Another quick short “review from an interview” (remark which seems to be proving a style in my wiriting here for the festival…), this time with Ricardo Pereira – foreign correspondent from Rede Globo – gladly done in Portuguese and of much interest to luso-speakers and not just us (that’s why it’s in English here).

We talked a bit after the debate on Press Freedom in Latin America, and I asked him about the taking of TV Globo to Portugal. But before, a little footnote: Rede Globo is the biggest media chain in Brazil and the four biggest in the world, owned by another “RM” – but no, it’s not Rupert Murdoch, it’s Roberto Marinho (now Roberto Marinho Foundation, since he died in 2003). And besides the open channel (with many other regional branches,), Globo has a 24-hour news channel for cable TV, Globo News, correspondents around the world and has also been subject of many controversies, in which Roberto Marinho had his part also. Footnote parenthesis closed.
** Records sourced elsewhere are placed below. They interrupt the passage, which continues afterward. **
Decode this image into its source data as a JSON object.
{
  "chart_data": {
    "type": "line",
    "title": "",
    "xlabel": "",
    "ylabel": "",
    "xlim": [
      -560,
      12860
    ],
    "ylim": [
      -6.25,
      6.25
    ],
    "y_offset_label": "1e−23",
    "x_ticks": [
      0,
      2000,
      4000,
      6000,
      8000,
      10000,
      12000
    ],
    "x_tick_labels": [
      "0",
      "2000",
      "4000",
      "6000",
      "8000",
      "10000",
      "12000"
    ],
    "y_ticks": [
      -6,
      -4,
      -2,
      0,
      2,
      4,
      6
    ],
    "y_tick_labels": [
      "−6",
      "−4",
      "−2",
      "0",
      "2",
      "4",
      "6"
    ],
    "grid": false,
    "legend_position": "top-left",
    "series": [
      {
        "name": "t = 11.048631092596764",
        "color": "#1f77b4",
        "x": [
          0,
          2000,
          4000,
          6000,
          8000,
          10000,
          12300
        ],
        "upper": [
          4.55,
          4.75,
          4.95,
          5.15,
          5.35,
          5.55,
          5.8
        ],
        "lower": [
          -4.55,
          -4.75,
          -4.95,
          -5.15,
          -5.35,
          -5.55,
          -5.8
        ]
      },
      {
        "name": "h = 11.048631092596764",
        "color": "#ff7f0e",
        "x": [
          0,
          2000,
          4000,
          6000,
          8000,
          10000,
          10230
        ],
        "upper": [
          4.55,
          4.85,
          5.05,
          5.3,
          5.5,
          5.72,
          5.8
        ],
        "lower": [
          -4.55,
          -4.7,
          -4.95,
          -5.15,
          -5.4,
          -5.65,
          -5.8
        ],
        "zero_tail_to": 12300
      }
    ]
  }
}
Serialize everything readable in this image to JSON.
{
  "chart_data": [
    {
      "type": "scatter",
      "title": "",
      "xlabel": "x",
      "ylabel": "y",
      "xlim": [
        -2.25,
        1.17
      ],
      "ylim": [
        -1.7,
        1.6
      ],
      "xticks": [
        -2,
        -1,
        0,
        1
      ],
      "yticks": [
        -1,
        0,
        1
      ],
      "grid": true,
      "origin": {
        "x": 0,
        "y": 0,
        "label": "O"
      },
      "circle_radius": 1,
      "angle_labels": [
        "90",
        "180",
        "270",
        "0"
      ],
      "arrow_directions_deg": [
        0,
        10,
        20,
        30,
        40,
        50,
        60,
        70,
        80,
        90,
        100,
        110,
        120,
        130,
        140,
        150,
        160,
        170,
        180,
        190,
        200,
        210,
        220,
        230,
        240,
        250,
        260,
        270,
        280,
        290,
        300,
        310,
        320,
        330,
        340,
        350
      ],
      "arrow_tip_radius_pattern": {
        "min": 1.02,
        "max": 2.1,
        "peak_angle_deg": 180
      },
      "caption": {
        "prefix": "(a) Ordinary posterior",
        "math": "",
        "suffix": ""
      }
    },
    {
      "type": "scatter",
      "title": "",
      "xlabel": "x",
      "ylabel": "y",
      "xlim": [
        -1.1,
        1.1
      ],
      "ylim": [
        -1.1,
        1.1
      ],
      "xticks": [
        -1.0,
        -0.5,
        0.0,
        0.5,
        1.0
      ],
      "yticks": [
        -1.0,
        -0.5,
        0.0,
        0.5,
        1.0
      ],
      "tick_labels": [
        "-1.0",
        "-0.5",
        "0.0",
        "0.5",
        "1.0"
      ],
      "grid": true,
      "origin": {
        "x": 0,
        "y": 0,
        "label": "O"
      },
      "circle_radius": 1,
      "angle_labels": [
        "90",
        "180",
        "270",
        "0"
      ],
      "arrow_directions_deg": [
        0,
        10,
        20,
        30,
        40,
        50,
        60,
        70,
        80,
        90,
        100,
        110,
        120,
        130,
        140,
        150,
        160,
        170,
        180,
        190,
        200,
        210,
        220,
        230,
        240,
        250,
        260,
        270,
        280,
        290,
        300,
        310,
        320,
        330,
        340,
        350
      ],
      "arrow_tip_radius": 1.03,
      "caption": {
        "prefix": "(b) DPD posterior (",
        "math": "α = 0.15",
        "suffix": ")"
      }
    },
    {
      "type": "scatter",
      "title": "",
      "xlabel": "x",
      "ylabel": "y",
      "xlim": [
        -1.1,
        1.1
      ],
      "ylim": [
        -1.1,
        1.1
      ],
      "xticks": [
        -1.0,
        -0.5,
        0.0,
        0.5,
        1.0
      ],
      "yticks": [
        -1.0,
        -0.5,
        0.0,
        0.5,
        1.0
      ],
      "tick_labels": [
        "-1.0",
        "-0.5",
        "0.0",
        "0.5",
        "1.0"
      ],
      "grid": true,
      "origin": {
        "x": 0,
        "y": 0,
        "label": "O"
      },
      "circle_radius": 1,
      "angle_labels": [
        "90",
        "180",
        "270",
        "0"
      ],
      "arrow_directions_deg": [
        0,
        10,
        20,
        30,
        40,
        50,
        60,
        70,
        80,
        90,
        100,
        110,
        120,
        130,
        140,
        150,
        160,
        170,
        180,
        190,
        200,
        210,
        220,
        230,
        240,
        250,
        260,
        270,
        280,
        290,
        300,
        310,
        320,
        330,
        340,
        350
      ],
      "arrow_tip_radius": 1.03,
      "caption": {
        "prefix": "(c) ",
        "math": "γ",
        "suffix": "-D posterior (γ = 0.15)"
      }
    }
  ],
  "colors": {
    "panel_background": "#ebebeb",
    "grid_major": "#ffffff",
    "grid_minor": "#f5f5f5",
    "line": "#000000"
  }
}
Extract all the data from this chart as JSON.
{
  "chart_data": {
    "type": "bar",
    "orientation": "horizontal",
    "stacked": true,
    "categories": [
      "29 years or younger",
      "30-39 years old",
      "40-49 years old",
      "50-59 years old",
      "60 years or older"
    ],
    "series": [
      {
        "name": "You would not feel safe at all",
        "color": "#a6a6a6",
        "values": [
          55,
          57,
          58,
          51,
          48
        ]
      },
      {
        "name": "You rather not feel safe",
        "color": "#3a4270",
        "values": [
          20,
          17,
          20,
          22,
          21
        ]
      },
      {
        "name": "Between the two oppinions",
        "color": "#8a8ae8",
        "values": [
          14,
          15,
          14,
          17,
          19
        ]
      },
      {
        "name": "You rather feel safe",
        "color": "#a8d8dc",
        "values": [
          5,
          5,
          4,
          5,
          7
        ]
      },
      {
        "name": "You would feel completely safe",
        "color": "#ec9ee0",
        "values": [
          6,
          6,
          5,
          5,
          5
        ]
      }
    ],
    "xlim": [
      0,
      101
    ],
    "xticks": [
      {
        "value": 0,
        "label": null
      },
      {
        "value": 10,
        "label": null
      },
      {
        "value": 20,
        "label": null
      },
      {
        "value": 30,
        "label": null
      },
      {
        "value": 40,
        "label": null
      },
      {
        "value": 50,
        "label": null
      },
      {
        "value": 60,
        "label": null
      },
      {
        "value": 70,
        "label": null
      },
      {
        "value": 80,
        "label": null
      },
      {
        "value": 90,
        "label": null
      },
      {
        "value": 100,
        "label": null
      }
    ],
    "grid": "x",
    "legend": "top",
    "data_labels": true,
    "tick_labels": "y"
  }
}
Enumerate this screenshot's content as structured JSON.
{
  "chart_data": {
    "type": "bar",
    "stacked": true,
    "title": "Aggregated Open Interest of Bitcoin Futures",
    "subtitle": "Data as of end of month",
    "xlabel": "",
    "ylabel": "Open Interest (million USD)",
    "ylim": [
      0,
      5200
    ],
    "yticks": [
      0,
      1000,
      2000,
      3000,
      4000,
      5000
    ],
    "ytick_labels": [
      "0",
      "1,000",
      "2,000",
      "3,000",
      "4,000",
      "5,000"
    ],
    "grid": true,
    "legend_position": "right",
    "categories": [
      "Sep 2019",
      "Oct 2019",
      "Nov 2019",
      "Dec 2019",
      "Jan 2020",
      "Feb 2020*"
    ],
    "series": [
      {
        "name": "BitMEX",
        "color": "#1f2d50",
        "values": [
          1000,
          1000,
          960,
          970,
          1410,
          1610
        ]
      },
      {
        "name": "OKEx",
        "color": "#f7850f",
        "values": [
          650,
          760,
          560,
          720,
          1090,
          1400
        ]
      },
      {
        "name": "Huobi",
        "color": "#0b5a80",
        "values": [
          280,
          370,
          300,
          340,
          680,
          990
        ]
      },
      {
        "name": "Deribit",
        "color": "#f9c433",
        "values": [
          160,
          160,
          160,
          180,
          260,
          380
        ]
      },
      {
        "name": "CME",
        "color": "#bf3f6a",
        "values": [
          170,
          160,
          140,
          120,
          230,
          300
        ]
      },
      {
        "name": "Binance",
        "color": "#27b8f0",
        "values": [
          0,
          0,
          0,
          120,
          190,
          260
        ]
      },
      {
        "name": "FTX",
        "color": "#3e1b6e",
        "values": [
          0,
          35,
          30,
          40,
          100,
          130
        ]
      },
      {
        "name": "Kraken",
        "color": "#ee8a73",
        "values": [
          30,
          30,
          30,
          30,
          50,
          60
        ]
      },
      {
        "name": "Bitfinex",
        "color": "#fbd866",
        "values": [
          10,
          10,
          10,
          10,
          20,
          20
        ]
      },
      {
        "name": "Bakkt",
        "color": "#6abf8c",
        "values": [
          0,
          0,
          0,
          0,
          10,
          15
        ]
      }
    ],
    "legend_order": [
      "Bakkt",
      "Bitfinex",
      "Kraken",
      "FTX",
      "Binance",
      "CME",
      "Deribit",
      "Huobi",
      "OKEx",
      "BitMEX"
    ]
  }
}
I asked Ricardo Pereira about the recent creation of a Globo branch in Portugal –  and why wasn’t it done before, given the cultural and linguistic compatibility –  and how does it work, if they create original content there or just import the programs produced back in Brazil. He said that for now, just one program is being produced in Portugal, “Cà Estamos”. “It’s a weekly program that goes on air every saturday, and the idea is to look for what is there of Brazilian culture in Portugal, but the idea is to identify with Portuguese audience, showing them a liitle of the Brazilian culture under their own point of view”. And it’s got a logical explanation: “2/3 of the subscribers to TV Globo in Portugal are Portuguese people”. Now, concerning the core of what is broadcasted, it’s mainly TV programs produced by TV Globo, with a specific characteristic: no much of soap-operas because “most of them are already transmitted through SIC Portugal for some years now, and to cover these  ‘holes’ in the agenda, we put some GNT and GloboSat programs in their place”.

And concerning the “delay” on the arrival of Globo in Portugal (let’s consider that the first Brasilian soap-opera was broadcasted to Portuguese lands in 1977, “Gabriela, Cravo e Canela” and there’s a massive consumption of Brazilian music and culture in the country. So I consider the little more than one-year-old Brazilian television in the country as a delay), Pereira said that it was because the “Portuguese market used to be somehow disdained for its size, it isn’t that big. But since we sent a corrrespondent to Lisbon we could expand more our view on it and noticed that it was really worth it”, and not just because of the numbers, but also to aggregate more culturally speaking, he added.

When we talked about the profile of the viewer of Globo Internacional (now comprising everywhere the company is represented, and not just in Portugal), Ricardo told me that “the profile of Brazilian immigrants have changed a lot along the years, and it’s not anymore whether people running away from poverty or those who can afford to spend their money on international trips and gap years. We have a lot of people who come to Europe hired by big companies already, people in international marriages and students of all kinds”, and it seems that the audience is not at all composed just by immigrants who miss their sunny land. Brazilian people living abroad like know what goes on back home, but are also curious to discover what goes on the screen of the countries they’re living in (or young people, for example, might almost hardly watch TV  – adendum from my own). And one other interesting thing he pointed was the fact that “Brazilian people are much more scattered in Europe than in the United States”, and it tells something about the reach Rede Globo also. “In the States, brazilians tend to get together and form big communities, and in Europe the mechanism is different, they’re close but not knotted that tight. We have subscribers in Nothern Europe, Southern Europe, Asia and even close to the Artic Polar Circle, where we have a Brazilian woman who got married there and wants to have a bit from home in her current home”.

It proves once more the “pseudo-theory” I’ve always had and still have: “we’re everywhere!